Auf der dritten Ebene vollzieht sich die Handlung im Verlauf der Darstellung des Gerichtsprozesses. Diese Ebene ist gleichzeitig auch die konventionellste, da sie aus einer Aneinanderreihung von durchaus amüsanten Standardsituationen des Gerichtsfilms besteht. Eigentlich handelt es sich hauptsächlich um ein Duell zwischen Verteidiger und Staatsanwalt. Die interessante Figur des Lawrence Ferlinghetti, da nicht nur Chef von City Light Books, sondern auch selbst bekannter Dichter dieser Zeit, verkommt da leider zu einem Statisten ohne Sprechrolle. Allerdings fallen dort so geniale wie auch einfach logische Dialogzeilen wie: "Man kann Poesie nicht in Prosa übersetzen, sonst wäre es ja keine Poesie."
Die vierte Ebene schließlich besteht aus abgedrehten Animationssequenzen, kreiert von Graphic Novelist Eric Drooker, seiner Zeit ein Mitarbeiter von Ginsberg. Die Animationen sind ein Versuch, Bilder für den Inhalt von Ginsbergs Gedicht Howl zu finden und sorgen gleichzeitig dafür, dass der ansonsten eher ruhige Film deutlich an Tempo gewinnt. Ob es sich dabei um eine gelungene Interpretation des Gedichts handelt, ist schwer verallgemeinernd zu sagen, da wahrscheinlich jeder, der Howl gelesen hat, andere Bilder damit verbindet. Manch einem mögen die psychedelisch-bunten Bilder über kopulierende Körper, die am Höhepunkt angelangt zu Sternenstaub explodieren, vielleicht etwas zu platt sein, aber im Prinzip strotzen die Bilder nur so vor Lebenshunger und Chaos wie auch Ginsbergs Gedicht selbst.
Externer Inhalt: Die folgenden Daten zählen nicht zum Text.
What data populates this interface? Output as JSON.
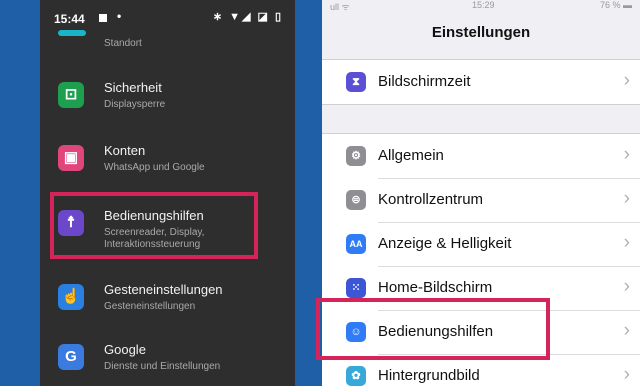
{
  "android": {
    "status": {
      "time": "15:44",
      "dot": "•",
      "icons": "∗ ▼◢ ◪ ▯"
    },
    "partial_item": {
      "subtitle": "Standort"
    },
    "items": [
      {
        "title": "Sicherheit",
        "subtitle": "Displaysperre",
        "icon": "unlock-icon",
        "glyph": "⊡",
        "color": "#1e9e4f"
      },
      {
        "title": "Konten",
        "subtitle": "WhatsApp und Google",
        "icon": "account-icon",
        "glyph": "▣",
        "color": "#e0457b"
      },
      {
        "title": "Bedienungshilfen",
        "subtitle": "Screenreader, Display,",
        "subtitle2": "Interaktionssteuerung",
        "icon": "accessibility-icon",
        "glyph": "☨",
        "color": "#6b47c9"
      },
      {
        "title": "Gesteneinstellungen",
        "subtitle": "Gesteneinstellungen",
        "icon": "gesture-icon",
        "glyph": "☝",
        "color": "#2a7fe0"
      },
      {
        "title": "Google",
        "subtitle": "Dienste und Einstellungen",
        "icon": "google-icon",
        "glyph": "G",
        "color": "#3b7be0"
      }
    ]
  },
  "ios": {
    "status": {
      "left": "ull ᯤ",
      "center": "15:29",
      "right": "76 % ▬"
    },
    "title": "Einstellungen",
    "group1": [
      {
        "label": "Bildschirmzeit",
        "icon": "hourglass-icon",
        "glyph": "⧗",
        "color": "#5b4fd6"
      }
    ],
    "group2": [
      {
        "label": "Allgemein",
        "icon": "gear-icon",
        "glyph": "⚙",
        "color": "#8e8e93"
      },
      {
        "label": "Kontrollzentrum",
        "icon": "toggles-icon",
        "glyph": "⊜",
        "color": "#8e8e93"
      },
      {
        "label": "Anzeige & Helligkeit",
        "icon": "display-icon",
        "glyph": "AA",
        "color": "#2f7cf6"
      },
      {
        "label": "Home-Bildschirm",
        "icon": "grid-icon",
        "glyph": "⁙",
        "color": "#3d56d6"
      },
      {
        "label": "Bedienungshilfen",
        "icon": "accessibility-icon",
        "glyph": "☺",
        "color": "#2f7cf6"
      },
      {
        "label": "Hintergrundbild",
        "icon": "wallpaper-icon",
        "glyph": "✿",
        "color": "#36a9d9"
      }
    ],
    "chevron": "›"
  }
}
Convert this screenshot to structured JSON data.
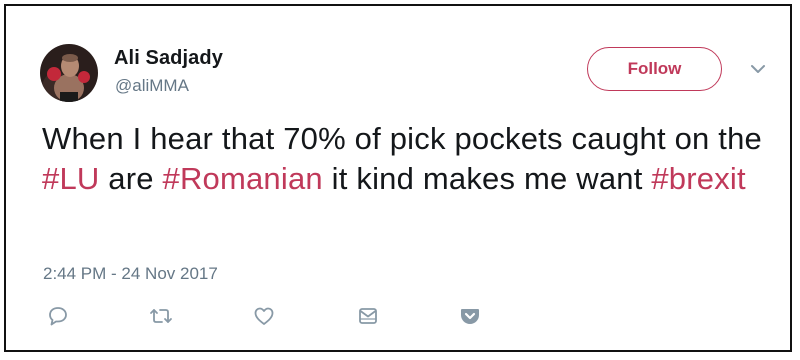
{
  "tweet": {
    "author": {
      "name": "Ali Sadjady",
      "handle": "@aliMMA"
    },
    "follow_label": "Follow",
    "text": [
      {
        "type": "text",
        "value": "When I hear that 70% of pick pockets caught on the "
      },
      {
        "type": "hashtag",
        "value": "#LU"
      },
      {
        "type": "text",
        "value": " are "
      },
      {
        "type": "hashtag",
        "value": "#Romanian"
      },
      {
        "type": "text",
        "value": " it kind makes me want "
      },
      {
        "type": "hashtag",
        "value": "#brexit"
      }
    ],
    "timestamp": "2:44 PM - 24 Nov 2017"
  },
  "actions": [
    {
      "name": "reply-icon"
    },
    {
      "name": "retweet-icon"
    },
    {
      "name": "like-icon"
    },
    {
      "name": "direct-message-icon"
    },
    {
      "name": "pocket-save-icon"
    }
  ],
  "colors": {
    "accent": "#c0395a",
    "text": "#14171a",
    "secondary": "#657786",
    "icon": "#8899a6"
  }
}
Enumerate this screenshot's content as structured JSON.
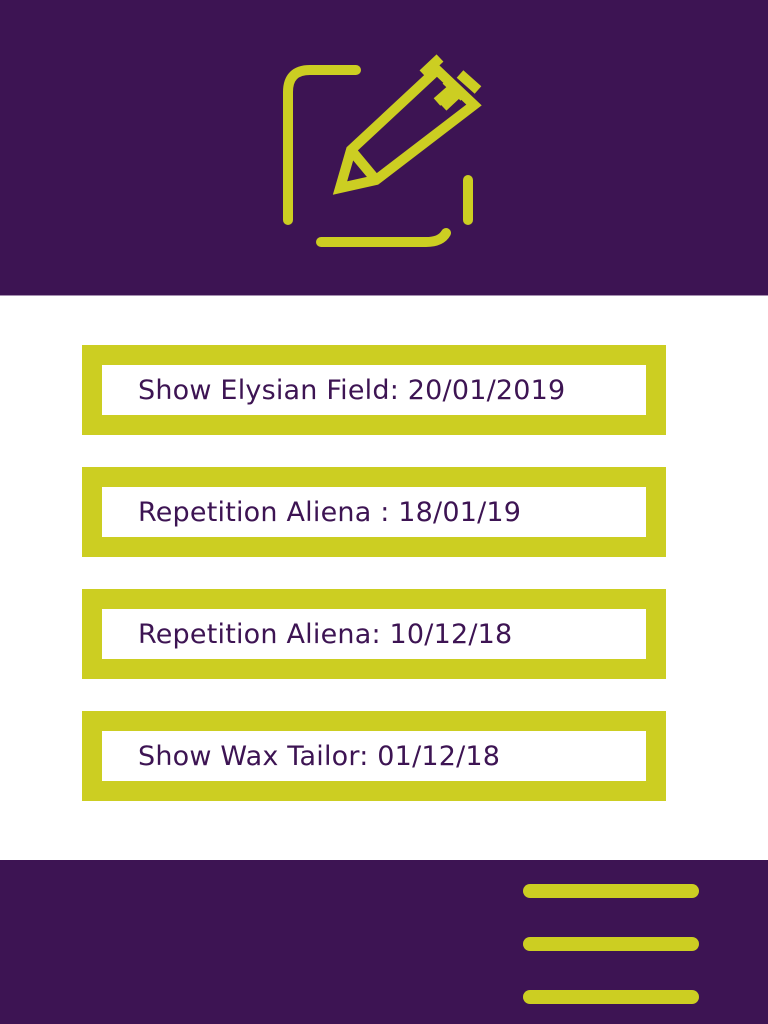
{
  "colors": {
    "primary": "#3d1453",
    "accent": "#ccce22",
    "background": "#ffffff"
  },
  "header": {
    "icon": "edit-icon"
  },
  "entries": [
    {
      "label": "Show Elysian Field: 20/01/2019"
    },
    {
      "label": "Repetition Aliena : 18/01/19"
    },
    {
      "label": "Repetition Aliena: 10/12/18"
    },
    {
      "label": "Show Wax Tailor: 01/12/18"
    }
  ],
  "footer": {
    "menu_icon": "hamburger-menu-icon"
  }
}
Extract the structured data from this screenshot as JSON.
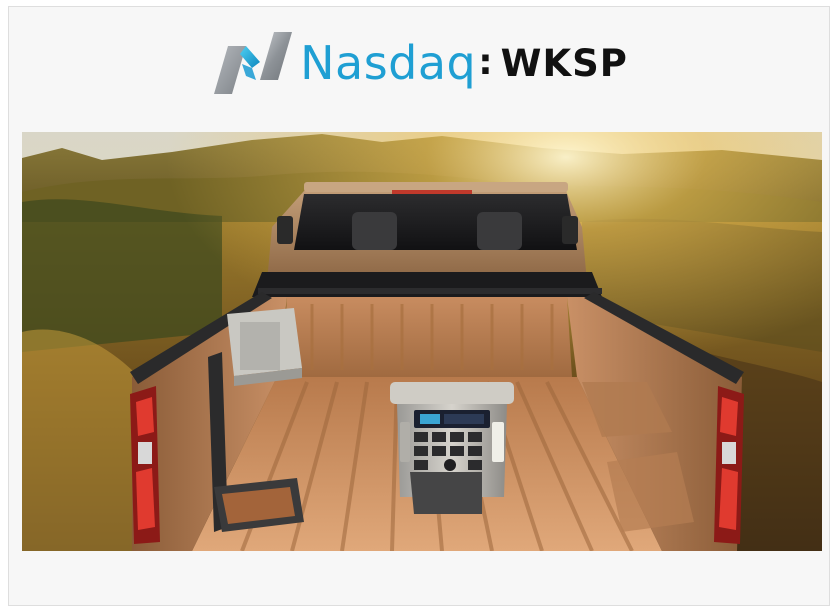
{
  "header": {
    "brand_text": "Nasdaq",
    "separator": ":",
    "ticker": "WKSP"
  },
  "colors": {
    "brand_blue": "#1f9fd3",
    "ticker_black": "#111111",
    "card_background": "#f7f7f7",
    "bed_copper": "#c98d5f"
  },
  "icons": {
    "logo": "nasdaq-logo-mark"
  }
}
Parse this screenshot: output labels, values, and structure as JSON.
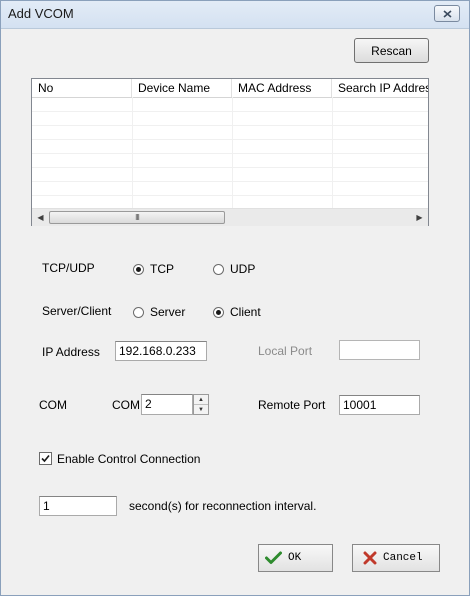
{
  "window": {
    "title": "Add VCOM"
  },
  "toolbar": {
    "rescan_label": "Rescan"
  },
  "device_list": {
    "columns": [
      "No",
      "Device Name",
      "MAC Address",
      "Search IP Address"
    ],
    "scrollbar_grip": "III"
  },
  "protocol": {
    "label": "TCP/UDP",
    "options": [
      "TCP",
      "UDP"
    ],
    "selected": "TCP"
  },
  "mode": {
    "label": "Server/Client",
    "options": [
      "Server",
      "Client"
    ],
    "selected": "Client"
  },
  "ip_address": {
    "label": "IP Address",
    "value": "192.168.0.233"
  },
  "local_port": {
    "label": "Local Port",
    "value": ""
  },
  "com": {
    "label": "COM",
    "sub_label": "COM",
    "value": "2"
  },
  "remote_port": {
    "label": "Remote Port",
    "value": "10001"
  },
  "control_connection": {
    "label": "Enable Control Connection",
    "checked": true
  },
  "reconnection": {
    "value": "1",
    "suffix": "second(s) for reconnection interval."
  },
  "footer": {
    "ok_label": "OK",
    "cancel_label": "Cancel"
  },
  "colors": {
    "ok_check": "#2e8b2e",
    "cancel_x": "#c0392b",
    "title_bar": "#d4e1f1"
  }
}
James Franco in der Rolle des Allen Ginsberg trägt diesen Film maßgeblich und wird während des Vortrages von Howl in dem Jazzclub nahezu zu Allen Ginsberg, mit dessen Art der Gestikulation und vor allem seiner ihm eigenen Art der Intonation. Franco beim Spielen beim Ginsberg-Sein zuzuschauen, ist eine wahre Freude. Er ist in der Lage, die unterschiedlichen Lebens- und Altersstadien Ginsbergs absolut glaubwürdig darzustellen und verhindert, dass dem Zuschauer langweilig wird, bei den Interviewszenen, die ausschließlich Franco zeigen, wie er als Ginsberg Antworten für das Wie der Entstehung eines Gedichtes gibt.
Howl hat nicht den Anspruch, ein Lehrfilm über die Zeit der Beat-Generation zu sein. Wer bislang nichts über diese Zeit wusste, wird auch danach nicht viel schlauer sein. Allerdings verortet der Vorspann mit seiner Bildercollage den bereits wissenden Zuschauer gekonnt in der Zeit der Beatniks und der weitere Verlauf des Films lässt das Gefühl zu dieser verrückten Zeit, als alles möglich zu sein schien, wieder spürbar werden.
Fazit: Howl ist ein innovativer Genremix über das Schreiben, Reden und Streiten über Literatur. Eine Erinnerung an eine Zeit, die Aufbruch bedeutete und vor allem ein Film mit einem fabelhaften Schauspieler in der Hauptrolle.